Sunday 21 June 2009

Léolo (1992)

Director: Jean-Claude Lauzon
Stars: Ginette Reno, Pierre Bourgault, Maxime Collin and Giuditta del Vecchio

He lives in the Mile End neighbourhood of Montreal. Everyone thinks he's French Canadian but he refuses to acknowledge this. His favourite maxim seems to be: 'Because I dream, I'm not.' He uses this as a code to live by, thus avoiding a lot of what he calls 'other people's truth'. He even dreams that his father isn't his father because his real father is a Sicilian tomato. No, we're not getting entirely surreal here: this tomato had become wedged inside his obese mother after she falls onto a truck of tomatoes onto which a Sicilian farmer had masturbated three days earlier. At least so his dream goes.

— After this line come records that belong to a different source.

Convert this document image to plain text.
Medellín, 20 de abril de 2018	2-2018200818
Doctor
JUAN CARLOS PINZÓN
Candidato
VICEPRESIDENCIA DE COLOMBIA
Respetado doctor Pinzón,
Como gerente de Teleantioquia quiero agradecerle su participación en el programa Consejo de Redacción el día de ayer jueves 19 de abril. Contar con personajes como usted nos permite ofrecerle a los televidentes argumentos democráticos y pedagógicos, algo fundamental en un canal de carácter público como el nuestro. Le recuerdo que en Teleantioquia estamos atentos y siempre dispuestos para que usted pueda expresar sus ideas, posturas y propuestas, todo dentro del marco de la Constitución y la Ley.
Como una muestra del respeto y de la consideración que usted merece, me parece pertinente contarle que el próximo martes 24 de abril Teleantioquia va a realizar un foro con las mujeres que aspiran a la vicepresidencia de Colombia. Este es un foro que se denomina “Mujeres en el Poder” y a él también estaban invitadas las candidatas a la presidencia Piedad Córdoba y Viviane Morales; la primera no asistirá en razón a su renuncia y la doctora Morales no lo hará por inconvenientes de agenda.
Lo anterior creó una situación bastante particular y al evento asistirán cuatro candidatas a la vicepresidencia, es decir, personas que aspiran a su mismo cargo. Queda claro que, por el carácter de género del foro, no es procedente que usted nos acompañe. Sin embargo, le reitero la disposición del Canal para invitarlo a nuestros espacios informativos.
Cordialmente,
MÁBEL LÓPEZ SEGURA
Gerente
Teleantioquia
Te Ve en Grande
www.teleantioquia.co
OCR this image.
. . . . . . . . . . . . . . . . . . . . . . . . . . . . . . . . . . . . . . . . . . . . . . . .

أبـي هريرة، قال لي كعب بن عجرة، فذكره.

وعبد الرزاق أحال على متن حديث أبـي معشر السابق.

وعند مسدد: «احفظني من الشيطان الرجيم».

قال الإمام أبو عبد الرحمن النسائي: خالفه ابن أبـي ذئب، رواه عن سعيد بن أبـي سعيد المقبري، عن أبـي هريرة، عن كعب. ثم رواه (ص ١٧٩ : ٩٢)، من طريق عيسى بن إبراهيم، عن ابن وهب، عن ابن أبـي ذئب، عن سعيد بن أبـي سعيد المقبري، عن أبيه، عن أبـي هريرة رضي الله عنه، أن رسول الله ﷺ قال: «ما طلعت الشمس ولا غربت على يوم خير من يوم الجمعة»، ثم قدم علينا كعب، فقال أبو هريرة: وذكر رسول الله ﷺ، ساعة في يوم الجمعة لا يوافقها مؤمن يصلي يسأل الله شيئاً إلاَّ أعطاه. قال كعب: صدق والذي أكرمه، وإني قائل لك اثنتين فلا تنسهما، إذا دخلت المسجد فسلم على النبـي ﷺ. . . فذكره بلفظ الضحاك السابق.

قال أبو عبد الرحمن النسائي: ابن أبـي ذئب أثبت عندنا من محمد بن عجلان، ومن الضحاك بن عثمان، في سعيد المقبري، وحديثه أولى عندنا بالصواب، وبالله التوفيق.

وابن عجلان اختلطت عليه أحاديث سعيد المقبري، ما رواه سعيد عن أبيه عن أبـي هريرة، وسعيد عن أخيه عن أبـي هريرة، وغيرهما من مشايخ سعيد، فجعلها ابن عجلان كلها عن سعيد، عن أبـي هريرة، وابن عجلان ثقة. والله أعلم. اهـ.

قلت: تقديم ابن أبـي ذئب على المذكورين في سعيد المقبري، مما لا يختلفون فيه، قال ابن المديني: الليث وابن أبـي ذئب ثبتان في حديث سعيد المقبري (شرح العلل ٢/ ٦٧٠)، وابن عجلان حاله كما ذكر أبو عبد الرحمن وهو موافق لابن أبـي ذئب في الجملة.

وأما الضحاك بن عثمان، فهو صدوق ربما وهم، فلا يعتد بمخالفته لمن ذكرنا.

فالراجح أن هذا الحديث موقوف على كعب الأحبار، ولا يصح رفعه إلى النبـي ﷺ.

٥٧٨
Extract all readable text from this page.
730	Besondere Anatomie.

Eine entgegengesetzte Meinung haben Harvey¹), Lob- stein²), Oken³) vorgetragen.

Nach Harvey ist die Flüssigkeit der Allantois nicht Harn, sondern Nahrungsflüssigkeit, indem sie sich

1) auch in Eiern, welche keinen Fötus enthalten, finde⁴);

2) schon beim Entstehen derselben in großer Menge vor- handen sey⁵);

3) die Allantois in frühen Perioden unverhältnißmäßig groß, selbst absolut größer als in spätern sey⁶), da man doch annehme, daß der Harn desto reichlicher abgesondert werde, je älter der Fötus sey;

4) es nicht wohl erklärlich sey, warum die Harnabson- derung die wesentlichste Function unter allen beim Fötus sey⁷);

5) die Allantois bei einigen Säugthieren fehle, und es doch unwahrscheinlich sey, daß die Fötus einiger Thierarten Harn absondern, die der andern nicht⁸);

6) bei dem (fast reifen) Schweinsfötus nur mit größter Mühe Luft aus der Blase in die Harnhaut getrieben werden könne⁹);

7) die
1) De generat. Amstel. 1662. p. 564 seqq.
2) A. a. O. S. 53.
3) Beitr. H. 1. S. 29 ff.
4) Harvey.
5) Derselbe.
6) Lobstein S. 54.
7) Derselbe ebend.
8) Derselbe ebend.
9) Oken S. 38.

His name is Leo Lozeau but he calls himself Léolo Lozone because he feels that Italy is too beautiful to be kept for the Italians and because of course he can change his own reality by dreaming. Given that his family is not altogether there, both individually and collectively, it's not surprising that he should choose to find escape, and this film speaks to how he manages to do that: if not to find a complete escape from his large, bizarre and dysfunctional family, at least to rework it into an insanity of his own making.

This lunatic asylum of personal history is comprised of memories and reminiscences, told less in accordance with chronology and more in accordance with theme. It doesn't have much in common with anything really, except perhaps Jean-Pierre Jeunet's Amelie, but that only in the quirkiness of human belief and the desire and will to be different. And on that front it's a fascinating glimpse into the human psyche, though a darker one that Jeunet conjured up.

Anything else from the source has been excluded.